Tuesday, July 29, 2014

Your Shadow Self

I often think about how very blind we are to the beauty, grace, and life that are pulsating, dancing, and shimmering with God’s presence, all around us.  We are like the stumbling oafs in Fairytales who walk though the enchanted forest never seeing the elves, never hearing the trees clap their hands, and oblivious to the treasures lying on the ground at their feet. Some of this blindness is due to not looking for it all and focusing only on what is wrong with creation, people, and life. Much of it, however, is due to a darkness in our souls: a shadow self that casts its spell across all of our senses.

In George MacDonald’s Phantastes*, not long after waking up in Fairyland, Anodos (“ascent” in Greek) comes across a hut in which, when he enters, is an old woman sitting on a chair reading an ancient book. As his eyes grow accustomed to the darkness of the room, he sees a door and is instantly curious as to what lies beyond it.  Without looking up from her book, she cautions him about going through the door. Ignoring her advice, he opens the door and walks inside. (In Fairytales, opening doors one has been advised to not open is Standard Operating Procedure.)

Upon entering, he discovers a great darkness with what he thinks might be stars off in the distance. As he stands there he becomes aware of a dark foreboding presence coming toward him. “All I could tell of its appearance was that it seemed to be a dark human figure.” Stepping back a bit to let this figure pass, he couldn’t see where it had gone.

“Where is he?” I said in some alarm, to the woman who still sat reading.

“There, on the floor, behind you.”

Anodos looks behind him and sees a black shadow the size of a man. Shaken, he asks the woman what it is.

“I told you”, said the woman, “you had better not look in that closet.”

“What is it?” I said, with a growing sense of horror.

“It is only your shadow that has found you.”

Before encountering his shadow, Anodos was able to see fairies and even communicate with them. Now, as he passes through the forest, his shadow casts a pall on everything, blinding him to the realities of Fairyland. Wherever he looks, where there had been magical beauty, there is nothing but emptiness laden with dreariness.

After a short while, Anodos decides that his shadow is not casting a pall on the world around him but is actually portraying the world as it is.

“The most dreadful thing of all was that I now began feeling something like satisfaction in the presence of my shadow. I began to be rather vain of my attendant, saying to myself, ‘In a land like this, with so many illusions everywhere, I need his aid to disenchant the things around me. He does away with all appearances, and shows me things in their true colour and form. And I am not one to be fooled with the vanities of the common crowd. I will not see beauty where there is none. I will dare to behold things as they are.

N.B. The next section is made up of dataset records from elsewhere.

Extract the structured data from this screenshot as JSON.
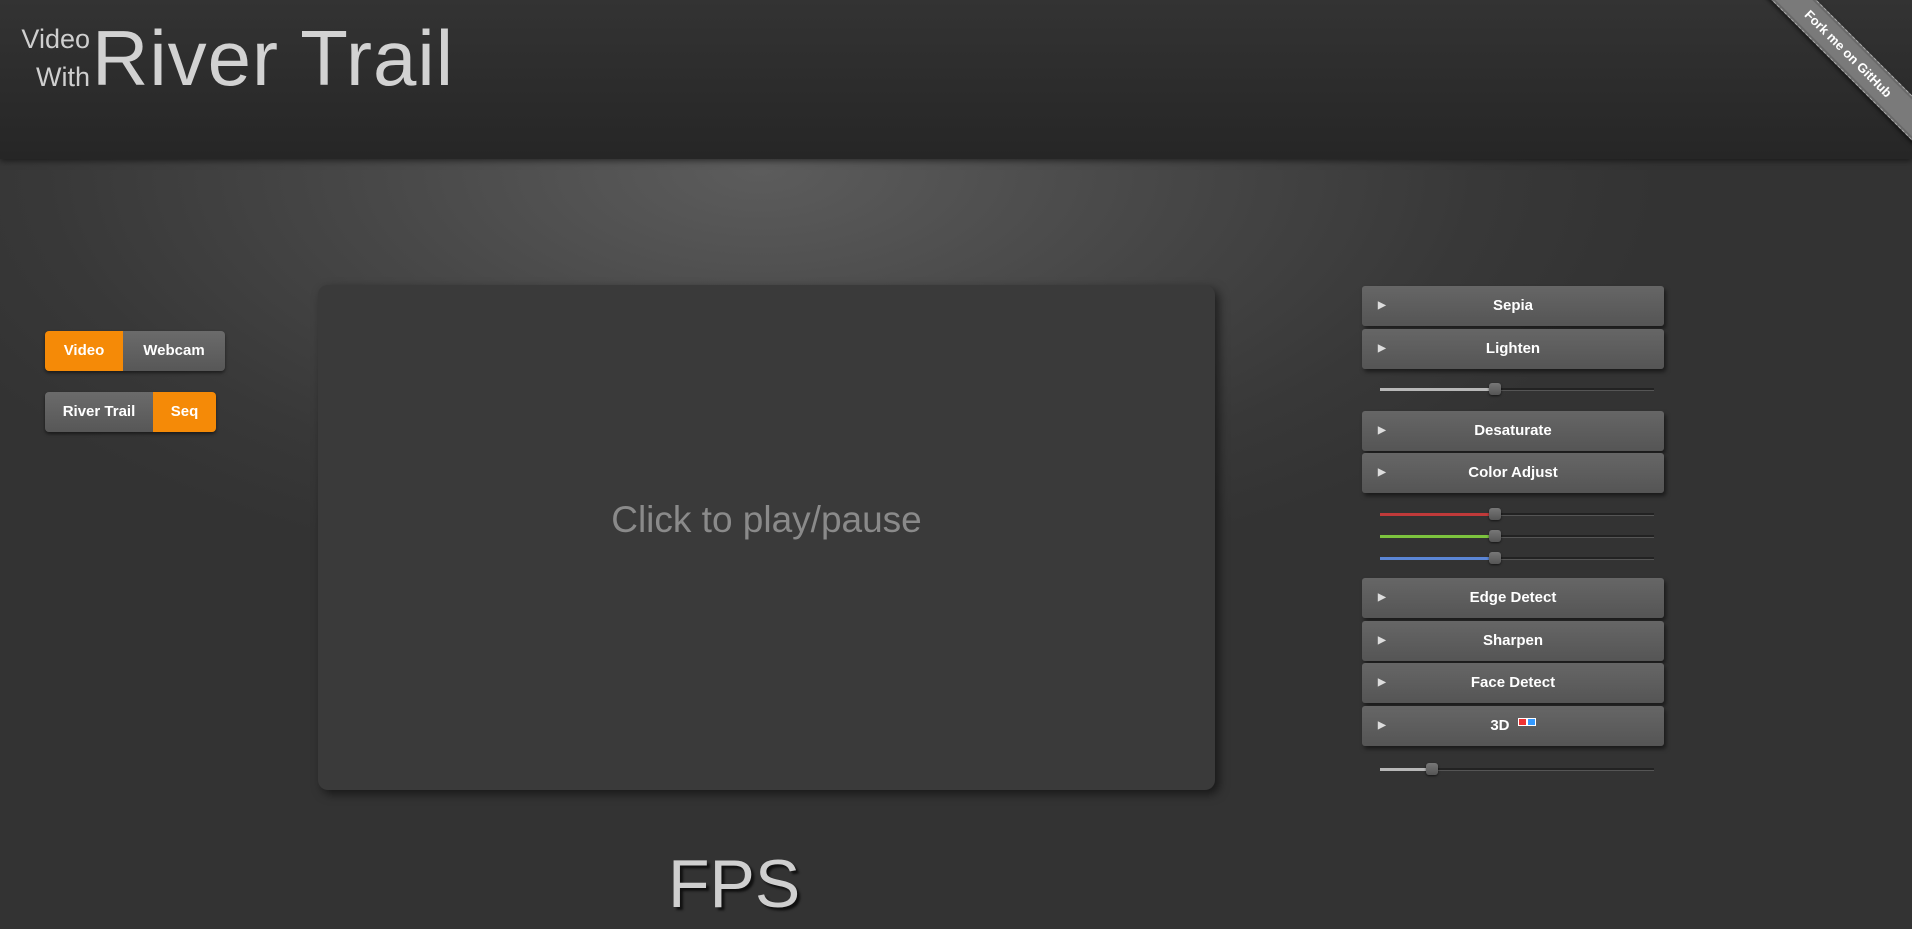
{
  "header": {
    "logo_line1": "Video",
    "logo_line2": "With",
    "logo_title": "River Trail",
    "ribbon": "Fork me on GitHub"
  },
  "source_toggle": {
    "options": [
      "Video",
      "Webcam"
    ],
    "selected": "Video"
  },
  "mode_toggle": {
    "options": [
      "River Trail",
      "Seq"
    ],
    "selected": "Seq"
  },
  "video": {
    "message": "Click to play/pause"
  },
  "fps_label": "FPS",
  "filters": {
    "sepia": "Sepia",
    "lighten": "Lighten",
    "desaturate": "Desaturate",
    "color_adjust": "Color Adjust",
    "edge_detect": "Edge Detect",
    "sharpen": "Sharpen",
    "face_detect": "Face Detect",
    "three_d": "3D"
  },
  "sliders": {
    "lighten": 0.42,
    "red": 0.42,
    "green": 0.42,
    "blue": 0.42,
    "three_d": 0.19
  },
  "colors": {
    "accent": "#f58a07",
    "red": "#c03a3a",
    "green": "#7cc33e",
    "blue": "#5b86d6",
    "neutral_fill": "#b8b8b8"
  }
}
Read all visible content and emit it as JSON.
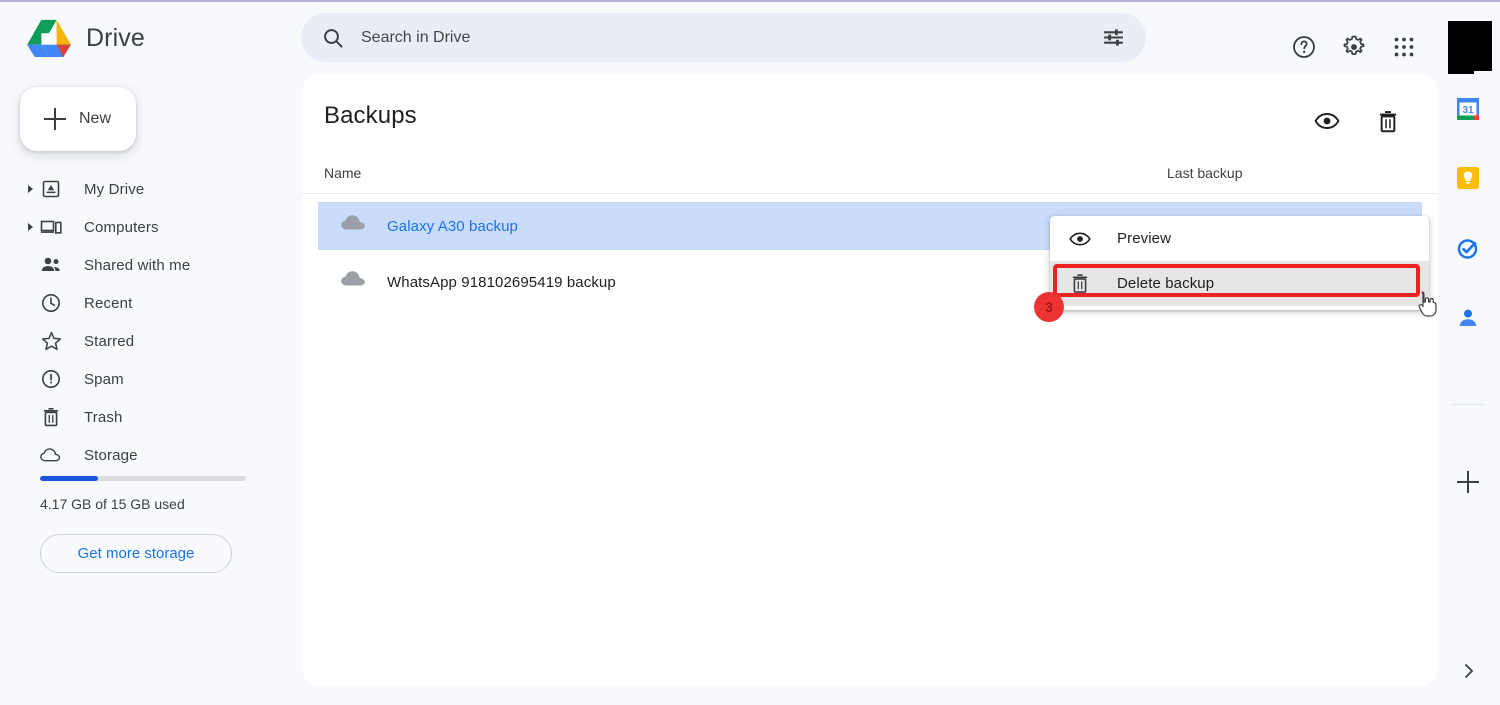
{
  "app": {
    "brand": "Drive",
    "logo_icon": "google-drive-logo"
  },
  "sidebar": {
    "new_button": {
      "label": "New",
      "icon": "plus-icon"
    },
    "items": [
      {
        "label": "My Drive",
        "icon": "drive-box-icon",
        "expandable": true
      },
      {
        "label": "Computers",
        "icon": "computer-icon",
        "expandable": true
      },
      {
        "label": "Shared with me",
        "icon": "people-icon",
        "expandable": false
      },
      {
        "label": "Recent",
        "icon": "clock-icon",
        "expandable": false
      },
      {
        "label": "Starred",
        "icon": "star-icon",
        "expandable": false
      },
      {
        "label": "Spam",
        "icon": "exclamation-icon",
        "expandable": false
      },
      {
        "label": "Trash",
        "icon": "trash-icon",
        "expandable": false
      },
      {
        "label": "Storage",
        "icon": "cloud-icon",
        "expandable": false
      }
    ],
    "storage": {
      "used_text": "4.17 GB of 15 GB used",
      "percent": 28,
      "bar_color": "#1a56db",
      "cta_label": "Get more storage",
      "cta_color": "#1a73e8"
    }
  },
  "search": {
    "placeholder": "Search in Drive",
    "search_icon": "search-icon",
    "filter_icon": "tune-icon",
    "background": "#e9eef6"
  },
  "topbar": {
    "icons": [
      {
        "name": "help-icon"
      },
      {
        "name": "settings-gear-icon"
      },
      {
        "name": "apps-grid-icon"
      }
    ],
    "avatar": {
      "name": "avatar",
      "redacted": true
    }
  },
  "main": {
    "title": "Backups",
    "actions": [
      {
        "name": "preview-eye-icon",
        "icon": "eye-icon"
      },
      {
        "name": "delete-trash-icon",
        "icon": "trash-icon"
      }
    ],
    "columns": {
      "name": "Name",
      "last_backup": "Last backup"
    },
    "rows": [
      {
        "name": "Galaxy A30 backup",
        "icon": "cloud-icon",
        "last_backup": "",
        "selected": true
      },
      {
        "name": "WhatsApp 918102695419 backup",
        "icon": "cloud-icon",
        "last_backup": "",
        "selected": false
      }
    ]
  },
  "context_menu": {
    "items": [
      {
        "label": "Preview",
        "icon": "eye-icon",
        "highlighted": false
      },
      {
        "label": "Delete backup",
        "icon": "trash-icon",
        "highlighted": true
      }
    ]
  },
  "annotation": {
    "step_badge": "3",
    "badge_color": "#ee3333",
    "highlight_color": "#ee2222"
  },
  "right_rail": {
    "items": [
      {
        "name": "google-calendar-icon",
        "label": "31"
      },
      {
        "name": "google-keep-icon"
      },
      {
        "name": "google-tasks-icon"
      },
      {
        "name": "google-contacts-icon"
      }
    ],
    "add_label": "+",
    "expand_icon": "chevron-right-icon"
  }
}
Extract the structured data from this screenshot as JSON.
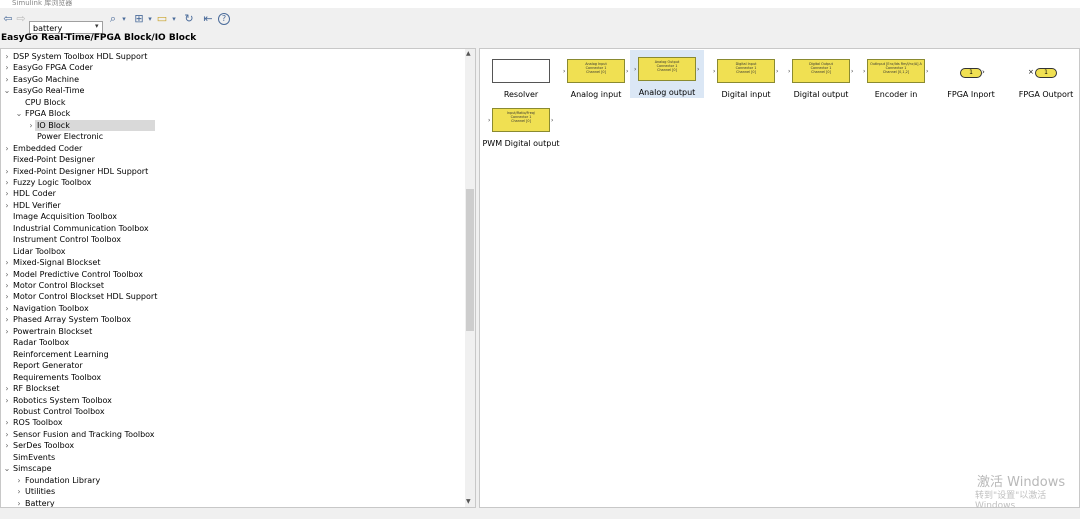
{
  "window": {
    "title": "Simulink 库浏览器"
  },
  "toolbar": {
    "search_value": "battery"
  },
  "breadcrumb": "EasyGo Real-Time/FPGA Block/IO Block",
  "tree": [
    {
      "label": "DSP System Toolbox HDL Support",
      "level": 0,
      "expander": "›"
    },
    {
      "label": "EasyGo FPGA Coder",
      "level": 0,
      "expander": "›"
    },
    {
      "label": "EasyGo Machine",
      "level": 0,
      "expander": "›"
    },
    {
      "label": "EasyGo Real-Time",
      "level": 0,
      "expander": "⌄"
    },
    {
      "label": "CPU Block",
      "level": 1,
      "expander": ""
    },
    {
      "label": "FPGA Block",
      "level": 1,
      "expander": "⌄"
    },
    {
      "label": "IO Block",
      "level": 2,
      "expander": "›",
      "selected": true
    },
    {
      "label": "Power Electronic",
      "level": 2,
      "expander": ""
    },
    {
      "label": "Embedded Coder",
      "level": 0,
      "expander": "›"
    },
    {
      "label": "Fixed-Point Designer",
      "level": 0,
      "expander": ""
    },
    {
      "label": "Fixed-Point Designer HDL Support",
      "level": 0,
      "expander": "›"
    },
    {
      "label": "Fuzzy Logic Toolbox",
      "level": 0,
      "expander": "›"
    },
    {
      "label": "HDL Coder",
      "level": 0,
      "expander": "›"
    },
    {
      "label": "HDL Verifier",
      "level": 0,
      "expander": "›"
    },
    {
      "label": "Image Acquisition Toolbox",
      "level": 0,
      "expander": ""
    },
    {
      "label": "Industrial Communication Toolbox",
      "level": 0,
      "expander": ""
    },
    {
      "label": "Instrument Control Toolbox",
      "level": 0,
      "expander": ""
    },
    {
      "label": "Lidar Toolbox",
      "level": 0,
      "expander": ""
    },
    {
      "label": "Mixed-Signal Blockset",
      "level": 0,
      "expander": "›"
    },
    {
      "label": "Model Predictive Control Toolbox",
      "level": 0,
      "expander": "›"
    },
    {
      "label": "Motor Control Blockset",
      "level": 0,
      "expander": "›"
    },
    {
      "label": "Motor Control Blockset HDL Support",
      "level": 0,
      "expander": "›"
    },
    {
      "label": "Navigation Toolbox",
      "level": 0,
      "expander": "›"
    },
    {
      "label": "Phased Array System Toolbox",
      "level": 0,
      "expander": "›"
    },
    {
      "label": "Powertrain Blockset",
      "level": 0,
      "expander": "›"
    },
    {
      "label": "Radar Toolbox",
      "level": 0,
      "expander": ""
    },
    {
      "label": "Reinforcement Learning",
      "level": 0,
      "expander": ""
    },
    {
      "label": "Report Generator",
      "level": 0,
      "expander": ""
    },
    {
      "label": "Requirements Toolbox",
      "level": 0,
      "expander": ""
    },
    {
      "label": "RF Blockset",
      "level": 0,
      "expander": "›"
    },
    {
      "label": "Robotics System Toolbox",
      "level": 0,
      "expander": "›"
    },
    {
      "label": "Robust Control Toolbox",
      "level": 0,
      "expander": ""
    },
    {
      "label": "ROS Toolbox",
      "level": 0,
      "expander": "›"
    },
    {
      "label": "Sensor Fusion and Tracking Toolbox",
      "level": 0,
      "expander": "›"
    },
    {
      "label": "SerDes Toolbox",
      "level": 0,
      "expander": "›"
    },
    {
      "label": "SimEvents",
      "level": 0,
      "expander": ""
    },
    {
      "label": "Simscape",
      "level": 0,
      "expander": "⌄"
    },
    {
      "label": "Foundation Library",
      "level": 1,
      "expander": "›"
    },
    {
      "label": "Utilities",
      "level": 1,
      "expander": "›"
    },
    {
      "label": "Battery",
      "level": 1,
      "expander": "›"
    }
  ],
  "blocks": [
    {
      "name": "Resolver",
      "inner": "",
      "style": "white"
    },
    {
      "name": "Analog input",
      "inner": "Analog Input\nConnector 1\nChannel [0]",
      "style": "yellow"
    },
    {
      "name": "Analog output",
      "inner": "Analog Output\nConnector 1\nChannel [0]",
      "style": "yellow",
      "selected": true
    },
    {
      "name": "Digital input",
      "inner": "Digital Input\nConnector 1\nChannel [0]",
      "style": "yellow"
    },
    {
      "name": "Digital output",
      "inner": "Digital Output\nConnector 1\nChannel [0]",
      "style": "yellow"
    },
    {
      "name": "Encoder in",
      "inner": "OutInput [Enc/Ids Rm/I/nc/A] A\nConnector 1\nChannel [0,1,2]",
      "style": "yellow"
    },
    {
      "name": "FPGA Inport",
      "inner": "1",
      "style": "inport"
    },
    {
      "name": "FPGA Outport",
      "inner": "1",
      "style": "outport"
    },
    {
      "name": "PWM Digital output",
      "inner": "Input/Ratio/Freq/\nConnector 1\nChannel [0]",
      "style": "yellow"
    }
  ],
  "watermark": {
    "line1": "激活 Windows",
    "line2": "转到\"设置\"以激活 Windows"
  }
}
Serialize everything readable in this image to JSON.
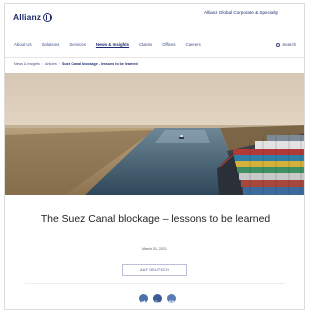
{
  "header": {
    "logo_text": "Allianz",
    "brand_name": "Allianz Global Corporate & Specialty"
  },
  "nav": {
    "items": [
      "About Us",
      "Solutions",
      "Services",
      "News & Insights",
      "Claims",
      "Offices",
      "Careers"
    ],
    "active_index": 3,
    "search_label": "Search"
  },
  "breadcrumb": {
    "items": [
      "News & Insights",
      "Articles",
      "Suez Canal blockage - lessons to be learned"
    ]
  },
  "hero": {
    "image_alt": "Container ship in the Suez Canal"
  },
  "article": {
    "title": "The Suez Canal blockage – lessons to be learned",
    "date": "March 31, 2021",
    "language_button": "AUF DEUTSCH"
  },
  "share": {
    "icons": [
      "twitter-icon",
      "linkedin-icon",
      "email-icon"
    ]
  },
  "colors": {
    "brand_blue": "#1f2b6f",
    "link_blue": "#3d4a84",
    "share_blue": "#4b6fa8"
  }
}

And if I live in a waste instead of a paradise, I will live knowing where I live.’”

Rather than dealing with his shadow, Anodos chooses denial, calling reality an “illusion,” and the illusions created by his shadow, “reality.” While thinking he was no longer being fooled by the “vanities of the common crowd,” his shadow self was actually changing his perceptions of the world into a replica of itself.  

* George MacDonald, “Phantastes,” Wm Eerdmans Publishing Co., Grand Rapids, Michigan, 1964.